Recovering a Large Corrupt BZip2

By Paulus, 10 August, 2013

Out of the blue last month, my AMCC (LSI) 3Ware 9650SE failed. Before I continue, I want to assure you that I did have a back up, albeit a few months old, but a backup nonetheless. Luckily, I was able to purchase the same model RAID card to replace the faulty one. After installing and rebuilding the RAID I found that some files were corrupted. So I pulled the backup, and compared the backup files with the current version:

diff -q /mnt/backup/home /home | grep -v "Only in /mnt/backup/home" 

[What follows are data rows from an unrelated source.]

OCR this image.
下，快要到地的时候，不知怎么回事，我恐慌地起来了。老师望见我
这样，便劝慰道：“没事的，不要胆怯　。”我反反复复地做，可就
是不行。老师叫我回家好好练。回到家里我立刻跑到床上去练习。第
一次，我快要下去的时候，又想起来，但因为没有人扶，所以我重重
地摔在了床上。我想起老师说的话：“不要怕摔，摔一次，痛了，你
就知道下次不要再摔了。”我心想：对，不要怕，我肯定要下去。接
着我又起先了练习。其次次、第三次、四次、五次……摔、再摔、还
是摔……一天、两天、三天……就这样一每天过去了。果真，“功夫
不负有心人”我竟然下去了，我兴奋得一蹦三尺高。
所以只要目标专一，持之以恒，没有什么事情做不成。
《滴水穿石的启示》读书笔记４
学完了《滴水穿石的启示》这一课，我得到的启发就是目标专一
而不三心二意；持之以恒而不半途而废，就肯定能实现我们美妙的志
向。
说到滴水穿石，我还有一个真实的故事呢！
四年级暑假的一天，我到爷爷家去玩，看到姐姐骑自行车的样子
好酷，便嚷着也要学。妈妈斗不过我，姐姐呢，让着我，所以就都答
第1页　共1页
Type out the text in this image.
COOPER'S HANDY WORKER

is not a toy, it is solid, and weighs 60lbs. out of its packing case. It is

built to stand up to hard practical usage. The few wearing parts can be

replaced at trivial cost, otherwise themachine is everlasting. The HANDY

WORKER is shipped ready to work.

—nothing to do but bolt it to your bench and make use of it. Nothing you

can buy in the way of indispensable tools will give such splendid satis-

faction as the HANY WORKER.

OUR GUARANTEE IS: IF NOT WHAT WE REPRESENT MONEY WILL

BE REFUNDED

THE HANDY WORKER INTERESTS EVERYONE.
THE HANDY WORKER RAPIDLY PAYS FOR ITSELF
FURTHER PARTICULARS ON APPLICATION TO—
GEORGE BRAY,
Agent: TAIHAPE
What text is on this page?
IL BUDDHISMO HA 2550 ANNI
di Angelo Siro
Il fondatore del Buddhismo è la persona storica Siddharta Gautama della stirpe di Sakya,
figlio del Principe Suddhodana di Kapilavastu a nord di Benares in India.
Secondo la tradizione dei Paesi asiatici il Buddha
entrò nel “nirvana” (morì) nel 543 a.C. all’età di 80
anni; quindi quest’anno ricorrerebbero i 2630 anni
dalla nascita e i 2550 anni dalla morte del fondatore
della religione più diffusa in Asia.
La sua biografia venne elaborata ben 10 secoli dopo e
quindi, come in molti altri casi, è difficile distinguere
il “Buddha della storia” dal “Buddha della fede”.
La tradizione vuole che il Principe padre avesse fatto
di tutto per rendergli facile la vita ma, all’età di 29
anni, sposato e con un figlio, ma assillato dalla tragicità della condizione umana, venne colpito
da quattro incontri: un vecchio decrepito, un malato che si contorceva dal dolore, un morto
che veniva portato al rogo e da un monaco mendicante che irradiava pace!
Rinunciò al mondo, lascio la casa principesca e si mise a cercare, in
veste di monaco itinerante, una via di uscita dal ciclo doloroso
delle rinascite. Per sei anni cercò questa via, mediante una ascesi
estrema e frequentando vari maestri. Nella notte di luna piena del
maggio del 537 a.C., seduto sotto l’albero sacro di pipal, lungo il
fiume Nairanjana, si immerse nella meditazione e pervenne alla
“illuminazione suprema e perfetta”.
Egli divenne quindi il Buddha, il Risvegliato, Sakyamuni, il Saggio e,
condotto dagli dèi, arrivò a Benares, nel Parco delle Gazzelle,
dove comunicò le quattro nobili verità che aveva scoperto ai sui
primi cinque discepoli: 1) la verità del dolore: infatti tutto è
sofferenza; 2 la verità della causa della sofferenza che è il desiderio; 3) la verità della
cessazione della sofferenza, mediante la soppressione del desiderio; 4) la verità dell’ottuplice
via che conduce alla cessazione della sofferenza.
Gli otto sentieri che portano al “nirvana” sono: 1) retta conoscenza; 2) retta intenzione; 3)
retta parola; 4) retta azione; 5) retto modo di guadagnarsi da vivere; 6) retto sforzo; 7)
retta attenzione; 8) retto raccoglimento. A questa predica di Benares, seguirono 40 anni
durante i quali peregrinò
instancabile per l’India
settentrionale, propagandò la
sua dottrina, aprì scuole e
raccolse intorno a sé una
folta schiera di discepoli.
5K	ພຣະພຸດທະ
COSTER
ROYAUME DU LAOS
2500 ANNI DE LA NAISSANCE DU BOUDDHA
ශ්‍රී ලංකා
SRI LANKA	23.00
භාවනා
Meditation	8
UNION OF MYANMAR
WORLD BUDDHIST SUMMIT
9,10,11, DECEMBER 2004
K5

I was only interested in files that differed and knowing that there were bound to be files that existed in one location and not the other due to a spring cleaning. When I wanted to compare my samba directory, which was in a different archive, I found that the archive was corrupt. When I ran bzip2recover, I ran into another issue. The issue was that the archive has more than 50,000 blocks. The only way to get around this limitation was to edit the bzip2recover file by modifying line 294:

#define BZ_MAX_HANDLED_BLOCKS 50000

After compiling and running bzip2recover I ended up with about 100,000+ rec*.bz2 files making the following command unusable:

cat rec*.bz2 > recovered.bz2

Since the maximum command line arguments is set to 32 in the include/linux/binfmts.h of the Linux kernel:

#define MAX_ARG_PAGES 32

Modifying the kernel just for this doesn't make sense. So I ran the following shell script:

for FILE in `find . -type f -iname rec*.bz2`
do
cat $FILE >> recovered.bz2
done